С писателями иметь дело трудно. Писателей надо очень любить, чтобы выносить их истерики, обиды, эгоизм, постоянные требования денег. Писатели — это почти всегда женщины, даже те, которые при бороде и в штанах. Когда на редакторском пути попадаются писатели-мужчины, радуешься им, как обретению родной души. Таким очень мужским писателем для меня был и остается Саша Гаррос. Даже не знаю, что мне в нем больше нравилось — неспешная повествовательная манера письма или какое-то внутреннее, непоколебимое спокойствие. Когда пришло печальное известие о его болезни, я спросил Аню, как он? «Саша держится как самурай», — ответила она. Думаю, так и было. Что-то такое самурайское чувствовалось в его характере: сознание собственного долга перед семьей, детьми, женой, перед своим писательским даром, наконец. И к жизни, и к своим текстам он относился всерьез. Что не мешало ему быть в общении ироничным, легким, доброжелательным. Но внутри камень. Не сдвинешь.

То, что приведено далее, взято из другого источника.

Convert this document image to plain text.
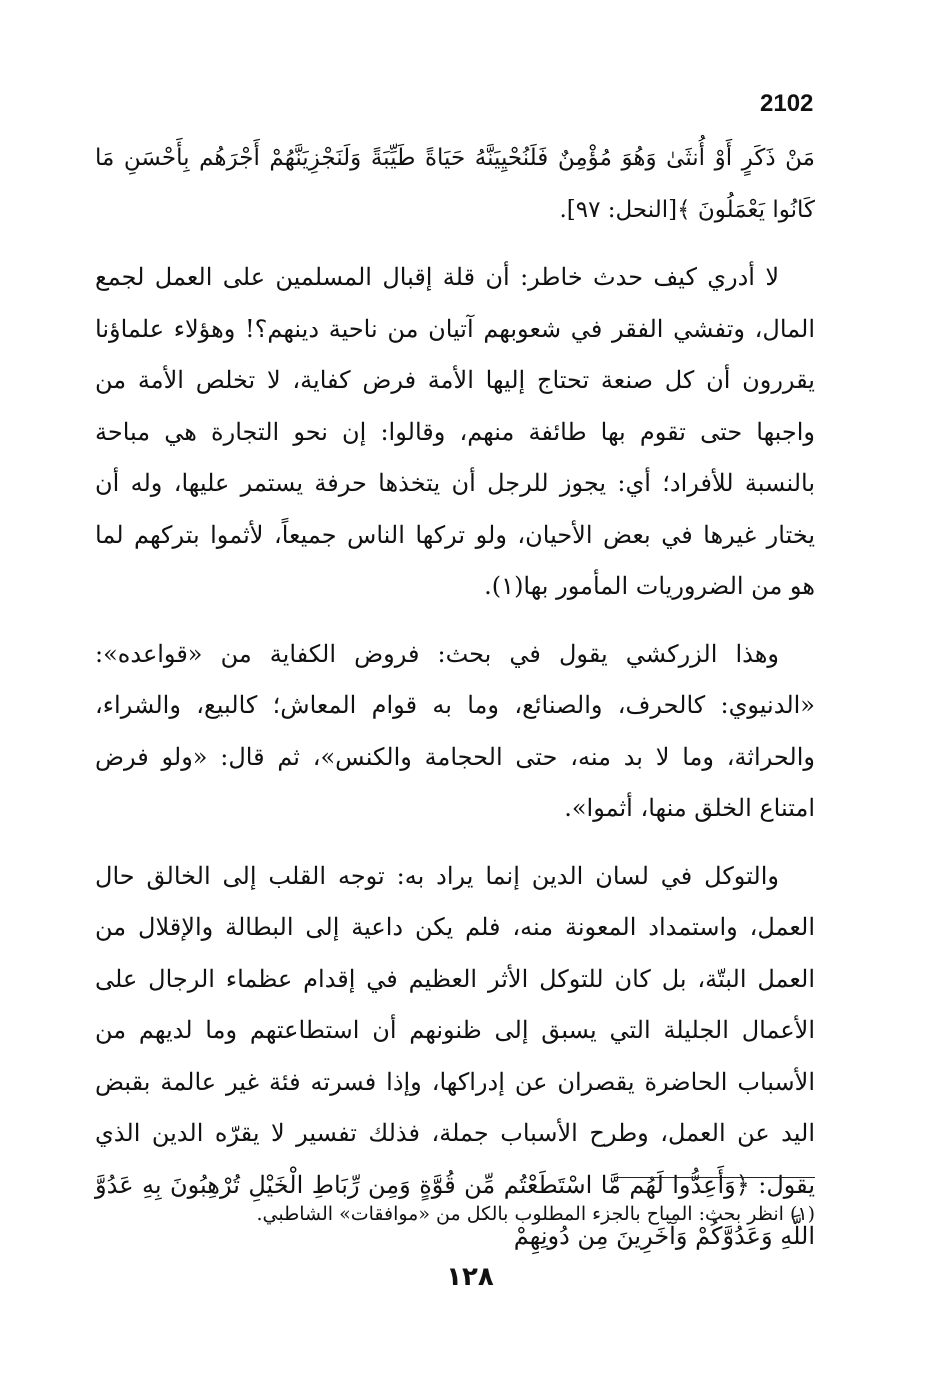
2102

مَنْ ذَكَرٍ أَوْ أُنثَىٰ وَهُوَ مُؤْمِنٌ فَلَنُحْيِيَنَّهُ حَيَاةً طَيِّبَةً وَلَنَجْزِيَنَّهُمْ أَجْرَهُم بِأَحْسَنِ مَا كَانُوا يَعْمَلُونَ ﴾[النحل: ٩٧].

لا أدري كيف حدث خاطر: أن قلة إقبال المسلمين على العمل لجمع المال، وتفشي الفقر في شعوبهم آتيان من ناحية دينهم؟! وهؤلاء علماؤنا يقررون أن كل صنعة تحتاج إليها الأمة فرض كفاية، لا تخلص الأمة من واجبها حتى تقوم بها طائفة منهم، وقالوا: إن نحو التجارة هي مباحة بالنسبة للأفراد؛ أي: يجوز للرجل أن يتخذها حرفة يستمر عليها، وله أن يختار غيرها في بعض الأحيان، ولو تركها الناس جميعاً، لأثموا بتركهم لما هو من الضروريات المأمور بها(١).

وهذا الزركشي يقول في بحث: فروض الكفاية من «قواعده»: «الدنيوي: كالحرف، والصنائع، وما به قوام المعاش؛ كالبيع، والشراء، والحراثة، وما لا بد منه، حتى الحجامة والكنس»، ثم قال: «ولو فرض امتناع الخلق منها، أثموا».

والتوكل في لسان الدين إنما يراد به: توجه القلب إلى الخالق حال العمل، واستمداد المعونة منه، فلم يكن داعية إلى البطالة والإقلال من العمل البتّة، بل كان للتوكل الأثر العظيم في إقدام عظماء الرجال على الأعمال الجليلة التي يسبق إلى ظنونهم أن استطاعتهم وما لديهم من الأسباب الحاضرة يقصران عن إدراكها، وإذا فسرته فئة غير عالمة بقبض اليد عن العمل، وطرح الأسباب جملة، فذلك تفسير لا يقرّه الدين الذي يقول: ﴿وَأَعِدُّوا لَهُم مَّا اسْتَطَعْتُم مِّن قُوَّةٍ وَمِن رِّبَاطِ الْخَيْلِ تُرْهِبُونَ بِهِ عَدُوَّ اللَّهِ وَعَدُوَّكُمْ وَآخَرِينَ مِن دُونِهِمْ

(١) انظر بحث: المباح بالجزء المطلوب بالكل من «موافقات» الشاطبي.
١٢٨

Я это ощутил уже во время нашей встречи, когда он пришел договариваться о своем переходе из «Новой газеты» в «Сноб». Встретились в «Хлебе Насущном» на Новом Арбате. Кажется, он приехал на велосипеде. Очень румяный, очень молодой. Серьга в правом ухе, очки в модной оправе. Шорты. Мне сказали, что он автор двух романов, один из которых назывался «Серая слизь».

«И при чем тут “слизь“»? — неудоумевал я, глядя, как он жадно уплетает булку, запивая ее кофе. Казалось, что передо мной сидит сама молодость российской литературы. Без всех совписовских комплексов своих предшественников, без страха быть не услышанными и напечатанными, без опасений, что кто-то обойдет на повороте и первым займет место «у колонн». За час с небольшим нашего разговора Саша ни о ком из братьев литераторов не сказал плохо или пренебрежительно. Он вообще ни о ком никогда не говорил плохо. Мне это очень в нем нравилось.

Мы сразу начали обсуждать, про кого он хотел бы написать в «Сноб». Промелькнули имена Максима Кантора, Захара Прилепина, Олега Радзинского. К одному надо было лететь в Бретань, к другому в Ниццу, к третьему в Нижний Новогород. Запахло богатой и разнообразной журналистской жизнью с суточными в евро, отелями, международными рейсами. У Саши заблестели глаза.

— А вообще у меня жена тоже писатель, — сказал он, сделавшись совсем пунцовым. — Аня Старобинец. Может, у вас для нее тоже работа найдется?

Ему было невмоготу думать, что он не сможет разделить все эти сверкающие миражи и денежные перспективы со своей женой.

— И Аню привлечем, — пообещал я.

Фото: Данил Головкин / Сноб
Фото: Данил Головкин / Сноб

Что-то из того, о чем мы говорили тогда в «Хлебе Насущном», сбылось, что-то нет. Было несколько его ярких текстов, которые прочли все, было наше совместное интервью с Михаилом Сергеевичем Горбачевым, которое мы взяли с ним как бы на два голоса. И теперь, когда я читаю его, так явственно слышу голос Саши. Так надо общаться со старшими. Уважительно, но без подобострастия, внимательно, но без колючего, ироничного прищура. В общем, с нежностью, которую он прятал за своим хипстерским обликом крутого и насмешливого рижанина, приехавшего покорить Москву. И покорил, и покорил...

Про его последний год знаю, как и все, из постов Ани. День за днем, обыкновенная трагедия, пытка надеждой, пытка отчаянием. Не открывающеееся, наглухо замурованное окно в больничной палате в Тель-Авиве, где он умирал, за которым виднелись море и небо.

Кто-то написал, что Саша и Аня стали светскими персонами, за судьбой которых следила вся просвещенная общественность с содроганием и... любопытством. Чужие драмы всегда привлекают. Не берусь судить, надо ли из болезни близких делать сериал или нет. Мы давно живем в новой медиа-реальности, которая диктует свои законы. Знаю одно: если так было легче Ане, значит, так надо. К тому же жена для писателя, да еще сама писатель, — это единственный шанс не умереть ему до конца. По крайней мере, тут Саше точно повезло.